Because when it comes down to it, supporting Black lives requires something they refuse to do: disrupt the very system that upholds their corporations. Instead of dismantling structures of white supremacy, they apply thin, meaningless band-aids—hollow policies, superficial hires, and vague commitments with no real accountability.
The attack on DEI, which has now become a euphemism for what the right thinks is coded as Black, has been nothing but a strategy, a temporary shield against what they fear is in this administration's power. Their masks are slipping.

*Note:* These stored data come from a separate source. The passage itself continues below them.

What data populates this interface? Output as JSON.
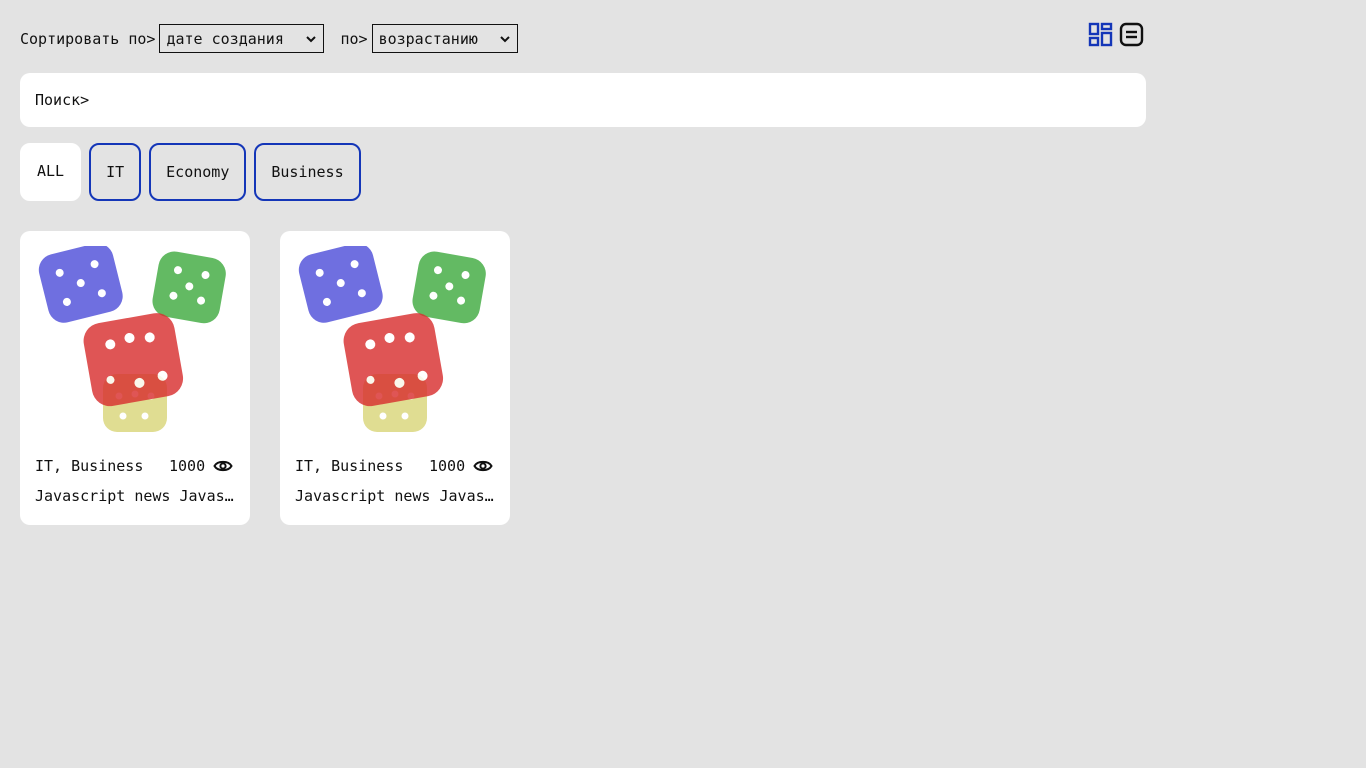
{
  "sort": {
    "label": "Сортировать по>",
    "field_value": "дате создания",
    "by_label": "по>",
    "order_value": "возрастанию"
  },
  "view": {
    "grid_icon": "grid-view-icon",
    "list_icon": "list-view-icon",
    "active_color": "#1436b8"
  },
  "search": {
    "label": "Поиск>"
  },
  "filters": [
    "ALL",
    "IT",
    "Economy",
    "Business"
  ],
  "cards": [
    {
      "tags": "IT, Business",
      "views": "1000",
      "title": "Javascript news Javascript news",
      "image": "dice-image"
    },
    {
      "tags": "IT, Business",
      "views": "1000",
      "title": "Javascript news Javascript news",
      "image": "dice-image"
    }
  ]
}
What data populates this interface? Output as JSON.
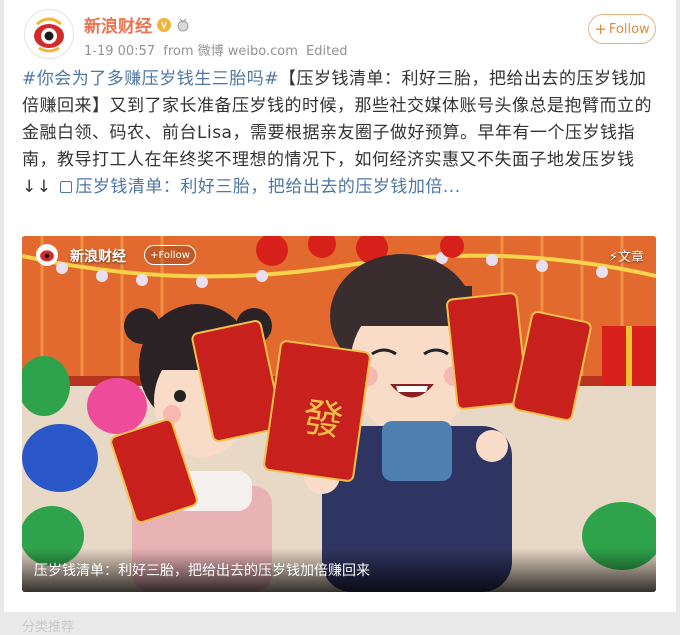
{
  "post": {
    "author": "新浪财经",
    "timestamp": "1-19 00:57",
    "source": "from 微博 weibo.com",
    "edited_label": "Edited",
    "follow_label": "Follow",
    "hashtag": "#你会为了多赚压岁钱生三胎吗#",
    "body": "【压岁钱清单：利好三胎，把给出去的压岁钱加倍赚回来】又到了家长准备压岁钱的时候，那些社交媒体账号头像总是抱臂而立的金融白领、码农、前台Lisa，需要根据亲友圈子做好预算。早年有一个压岁钱指南，教导打工人在年终奖不理想的情况下，如何经济实惠又不失面子地发压岁钱 ↓↓ ",
    "article_link": "压岁钱清单：利好三胎，把给出去的压岁钱加倍..."
  },
  "media": {
    "author": "新浪财经",
    "follow_label": "Follow",
    "type_label": "文章",
    "caption": "压岁钱清单：利好三胎，把给出去的压岁钱加倍赚回来",
    "envelope_text": "發"
  },
  "next_post": {
    "partial_text": "分类推荐"
  },
  "colors": {
    "username": "#eb7350",
    "link": "#4d76a6",
    "follow_border": "#e7b48a",
    "envelope_red": "#c8201c"
  }
}
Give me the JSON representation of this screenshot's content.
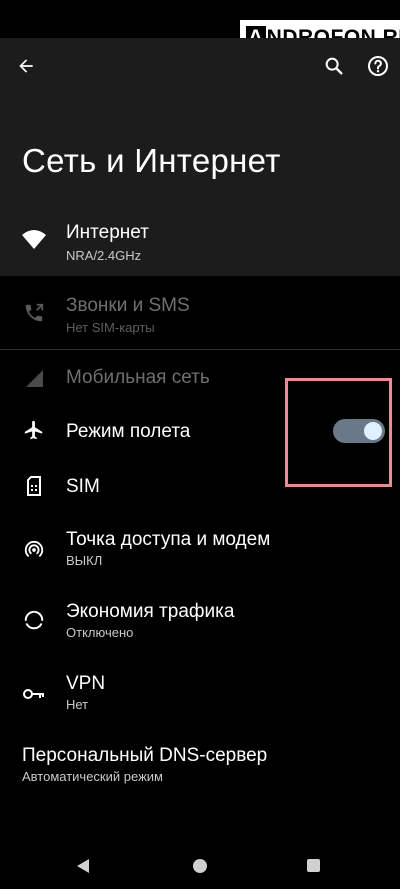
{
  "watermark": {
    "text_a": "A",
    "text_rest": "NDROFON.RU"
  },
  "appbar": {
    "title": "Сеть и Интернет",
    "icons": {
      "back": "arrow-back-icon",
      "search": "search-icon",
      "help": "help-icon"
    }
  },
  "items": {
    "internet": {
      "title": "Интернет",
      "subtitle": "NRA/2.4GHz",
      "icon": "wifi-icon"
    },
    "calls": {
      "title": "Звонки и SMS",
      "subtitle": "Нет SIM-карты",
      "icon": "phone-forward-icon"
    },
    "mobile": {
      "title": "Мобильная сеть",
      "icon": "signal-icon"
    },
    "airplane": {
      "title": "Режим полета",
      "icon": "airplane-icon",
      "toggle_on": true
    },
    "sim": {
      "title": "SIM",
      "icon": "sim-card-icon"
    },
    "hotspot": {
      "title": "Точка доступа и модем",
      "subtitle": "ВЫКЛ",
      "icon": "hotspot-icon"
    },
    "datasaver": {
      "title": "Экономия трафика",
      "subtitle": "Отключено",
      "icon": "data-saver-icon"
    },
    "vpn": {
      "title": "VPN",
      "subtitle": "Нет",
      "icon": "key-icon"
    },
    "dns": {
      "title": "Персональный DNS-сервер",
      "subtitle": "Автоматический режим"
    }
  },
  "colors": {
    "background": "#000000",
    "appbar": "#1c1c1c",
    "toggle_track": "#6a7987",
    "toggle_knob": "#dff0ff",
    "highlight": "#e58f95"
  }
}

Though the rollback of DEI isn’t a surprise, it’s the inevitable result of a country that was never invested in addressing the root problem. Even deep down, marginalized people have seen DEI become co-opted and how the initiatives have not served us. DEI policies have disproportionately benefitted white women.

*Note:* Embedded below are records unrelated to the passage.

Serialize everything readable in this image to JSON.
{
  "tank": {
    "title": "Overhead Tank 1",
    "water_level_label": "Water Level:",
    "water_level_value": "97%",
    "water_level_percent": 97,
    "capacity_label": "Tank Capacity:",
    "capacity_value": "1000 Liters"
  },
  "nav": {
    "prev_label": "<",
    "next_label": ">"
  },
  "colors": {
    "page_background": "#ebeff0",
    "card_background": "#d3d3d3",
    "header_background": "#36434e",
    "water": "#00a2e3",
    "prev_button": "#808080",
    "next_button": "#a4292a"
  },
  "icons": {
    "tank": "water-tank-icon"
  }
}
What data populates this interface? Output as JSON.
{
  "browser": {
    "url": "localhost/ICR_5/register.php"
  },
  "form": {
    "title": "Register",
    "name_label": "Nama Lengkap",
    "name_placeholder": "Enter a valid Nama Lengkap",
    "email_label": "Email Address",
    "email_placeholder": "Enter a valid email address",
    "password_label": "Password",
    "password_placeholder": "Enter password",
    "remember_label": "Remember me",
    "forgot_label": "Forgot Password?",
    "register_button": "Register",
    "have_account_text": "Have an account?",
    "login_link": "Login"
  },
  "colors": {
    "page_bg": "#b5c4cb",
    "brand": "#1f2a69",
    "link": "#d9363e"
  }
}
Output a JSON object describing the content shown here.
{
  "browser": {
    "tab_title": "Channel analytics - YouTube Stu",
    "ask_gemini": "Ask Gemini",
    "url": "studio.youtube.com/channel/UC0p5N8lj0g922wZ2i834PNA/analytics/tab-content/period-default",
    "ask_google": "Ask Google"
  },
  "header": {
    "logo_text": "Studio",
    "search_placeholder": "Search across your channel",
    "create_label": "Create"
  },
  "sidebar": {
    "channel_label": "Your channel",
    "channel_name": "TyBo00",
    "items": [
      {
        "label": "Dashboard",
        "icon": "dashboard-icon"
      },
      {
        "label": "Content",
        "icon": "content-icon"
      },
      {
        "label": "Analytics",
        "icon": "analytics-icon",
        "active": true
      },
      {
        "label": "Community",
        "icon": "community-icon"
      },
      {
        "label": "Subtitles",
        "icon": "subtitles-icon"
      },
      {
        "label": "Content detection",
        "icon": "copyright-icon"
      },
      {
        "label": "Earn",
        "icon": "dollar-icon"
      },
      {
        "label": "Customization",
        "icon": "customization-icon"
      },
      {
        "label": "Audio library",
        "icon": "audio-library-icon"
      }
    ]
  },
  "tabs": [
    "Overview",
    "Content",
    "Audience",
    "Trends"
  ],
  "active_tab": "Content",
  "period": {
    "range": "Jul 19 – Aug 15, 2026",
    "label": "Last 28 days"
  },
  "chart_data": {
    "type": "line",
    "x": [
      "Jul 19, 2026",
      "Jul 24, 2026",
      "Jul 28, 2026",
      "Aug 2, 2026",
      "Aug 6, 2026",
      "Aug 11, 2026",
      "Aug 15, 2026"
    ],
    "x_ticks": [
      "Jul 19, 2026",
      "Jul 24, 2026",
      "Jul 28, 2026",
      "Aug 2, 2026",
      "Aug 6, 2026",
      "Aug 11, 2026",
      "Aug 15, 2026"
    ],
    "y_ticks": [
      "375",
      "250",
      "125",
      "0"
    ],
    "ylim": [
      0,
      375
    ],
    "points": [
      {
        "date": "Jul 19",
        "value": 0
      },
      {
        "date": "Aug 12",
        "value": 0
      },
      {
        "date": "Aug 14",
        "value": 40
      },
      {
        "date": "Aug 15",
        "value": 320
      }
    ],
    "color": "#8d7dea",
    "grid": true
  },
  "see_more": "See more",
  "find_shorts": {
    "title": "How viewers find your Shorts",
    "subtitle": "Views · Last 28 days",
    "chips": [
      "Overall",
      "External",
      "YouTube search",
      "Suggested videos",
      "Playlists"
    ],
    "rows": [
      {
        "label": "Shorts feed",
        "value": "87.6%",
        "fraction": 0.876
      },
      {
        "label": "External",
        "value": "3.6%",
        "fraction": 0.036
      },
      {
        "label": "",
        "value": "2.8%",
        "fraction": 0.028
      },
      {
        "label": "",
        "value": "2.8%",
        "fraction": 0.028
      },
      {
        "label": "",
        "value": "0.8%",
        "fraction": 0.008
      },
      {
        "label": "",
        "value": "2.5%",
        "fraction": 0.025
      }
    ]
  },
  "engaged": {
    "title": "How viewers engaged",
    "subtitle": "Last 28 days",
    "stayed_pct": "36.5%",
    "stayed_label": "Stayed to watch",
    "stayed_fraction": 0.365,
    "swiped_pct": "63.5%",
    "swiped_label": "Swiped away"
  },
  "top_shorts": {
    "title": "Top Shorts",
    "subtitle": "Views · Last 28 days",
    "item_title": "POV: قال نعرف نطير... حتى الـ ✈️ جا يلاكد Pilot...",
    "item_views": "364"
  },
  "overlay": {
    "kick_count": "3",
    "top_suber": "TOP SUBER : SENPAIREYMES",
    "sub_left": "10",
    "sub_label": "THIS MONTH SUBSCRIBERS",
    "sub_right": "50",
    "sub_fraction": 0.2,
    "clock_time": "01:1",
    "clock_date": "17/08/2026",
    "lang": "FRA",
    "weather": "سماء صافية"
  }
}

Denied Hires Illustration - BBB
Today, living in a nation where a white felon—a man whose ideology has emboldened white supremacists—is sitting in the seat of President. A country where the backlash against DEI is not about fairness but about preserving a white patriarchal society.
I have no interest in reading another corporate statement when the next wave of Black pain inevitably comes. I don’t want to see carefully worded social media posts about ‘standing in solidarity’ when the next Black life is stolen. If corporations can shuck and jive when it’s most convenient, I’d rather they drop the act entirely and go back to business as usual—because, ultimately, that’s all that ever mattered to them.
They were never committed to justice, our safety, or our liberation. They were only committed to the illusion of change—just enough to shield their brands, protect their profits, and preserve their reputations. And now, as they quietly dismantle their DEI efforts, they are proving what we always knew: their so-called commitment to Black lives was never real.
For my community, this behavior is no longer surprising. The best thing we can do now is continue to be more intentional about where we spend our money—paying close attention to which businesses truly align with our values, not just in words but in long-term actions and investments. Most importantly, we must keep continue supporting each other. Because at the end of the day, we are all we’ve got.